Nel nostro paese emerge un basso livello di empowerment femminile che inevitabilmente ha delle conseguenze sull’economia e sulla società.
L’indipendenza economica femminile deve diventare un valore sociale condiviso come impegno e responsabilità tanto dalle donne quanto dagli uomini, per vivere insieme al meglio e con maggiore consapevolezza del potenziale di ognuno di noi.
Innanzitutto abbiamo un livello di occupazione femminile troppo basso che incide negativamente, anche sul livello PIL pro-capite troppo basso rispetto agli altri paesi.
Inoltre abbiamo un livello di natalità troppo basso e questo crea dei notevoli problemi di natura demografica, come quello di appesantire sempre di più una gestione adeguata delle pensioni future.
Sembra un controsenso, ma è proprio così. L’evidenza dimostra che non è vero che se la donna non lavora fa più figli. Se la donna che desidera avere figli non è supportata nell’essere una madre lavoratrice, cosa sceglierà di fare?

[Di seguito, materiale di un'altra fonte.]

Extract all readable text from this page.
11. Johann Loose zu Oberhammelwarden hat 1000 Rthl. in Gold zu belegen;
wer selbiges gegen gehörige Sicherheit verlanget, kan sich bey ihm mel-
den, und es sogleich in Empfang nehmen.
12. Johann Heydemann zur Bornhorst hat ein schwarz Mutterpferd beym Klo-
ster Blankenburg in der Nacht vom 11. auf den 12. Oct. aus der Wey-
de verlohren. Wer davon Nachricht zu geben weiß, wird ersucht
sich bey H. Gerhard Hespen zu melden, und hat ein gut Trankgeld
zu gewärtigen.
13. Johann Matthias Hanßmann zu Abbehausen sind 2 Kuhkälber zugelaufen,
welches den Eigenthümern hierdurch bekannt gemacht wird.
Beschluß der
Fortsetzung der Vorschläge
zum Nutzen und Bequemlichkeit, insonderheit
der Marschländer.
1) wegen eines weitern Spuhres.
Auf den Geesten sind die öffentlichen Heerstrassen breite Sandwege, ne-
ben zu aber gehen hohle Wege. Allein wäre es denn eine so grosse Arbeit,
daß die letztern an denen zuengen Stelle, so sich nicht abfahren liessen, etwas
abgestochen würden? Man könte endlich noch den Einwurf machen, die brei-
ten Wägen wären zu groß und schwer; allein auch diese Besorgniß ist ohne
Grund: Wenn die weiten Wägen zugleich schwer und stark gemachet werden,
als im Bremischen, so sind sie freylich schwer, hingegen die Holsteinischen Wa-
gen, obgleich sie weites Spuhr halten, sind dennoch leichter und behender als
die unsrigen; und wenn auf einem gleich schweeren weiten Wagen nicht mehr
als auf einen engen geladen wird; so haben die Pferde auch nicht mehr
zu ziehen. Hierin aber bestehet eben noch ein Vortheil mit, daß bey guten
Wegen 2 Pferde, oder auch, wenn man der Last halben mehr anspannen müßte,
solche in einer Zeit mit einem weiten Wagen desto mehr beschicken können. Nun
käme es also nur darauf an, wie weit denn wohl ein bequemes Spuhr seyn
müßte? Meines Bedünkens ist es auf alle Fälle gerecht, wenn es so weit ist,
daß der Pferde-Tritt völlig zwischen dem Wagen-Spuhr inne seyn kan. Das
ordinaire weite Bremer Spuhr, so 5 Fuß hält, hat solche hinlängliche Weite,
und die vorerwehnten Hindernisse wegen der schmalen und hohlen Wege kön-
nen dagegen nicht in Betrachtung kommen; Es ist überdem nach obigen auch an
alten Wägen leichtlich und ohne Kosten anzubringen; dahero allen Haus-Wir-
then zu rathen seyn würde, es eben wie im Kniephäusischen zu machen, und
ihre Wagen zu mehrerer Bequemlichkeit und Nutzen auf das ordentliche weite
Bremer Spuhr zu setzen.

Di certo non sarà portata a diventare madre con più tranquillità perché nell’immaginario collettivo si crede che lei stia meglio a casa con i figli. Anzi.
Per non parlare di chi diventa madre e lotta per continuare a mantenere un reddito dignitoso (specialmente se da lavoro autonomo), ma deve scontrarsi con barriere burocratiche, finanziarie e culturali.
Ad esempio: è inaccettabile che una lavoratrice autonoma iscritta alla gestione separata INPS (che paga regolarmente le tasse) riceva l’indennità di 5 mesi di maternità obbligatoria suddivisa su 2 o 3 trimestri post partum solo dopo aver pagato le imposte INPS trimestrali.
Ci sono per cui casi in cui l’indennità di maternità arriva metà al 4° mese e metà al 7° mese di vita del neonato.
Evidentemente c’è qualcuno che è convinto che una neo mamma possa lavorare e produrre reddito come nulla fosse per i primi 4 mesi dopo il parto.
La direzione verso cui l’Italia sta andando in tema di empowerment femminile è sbagliata e va corretta.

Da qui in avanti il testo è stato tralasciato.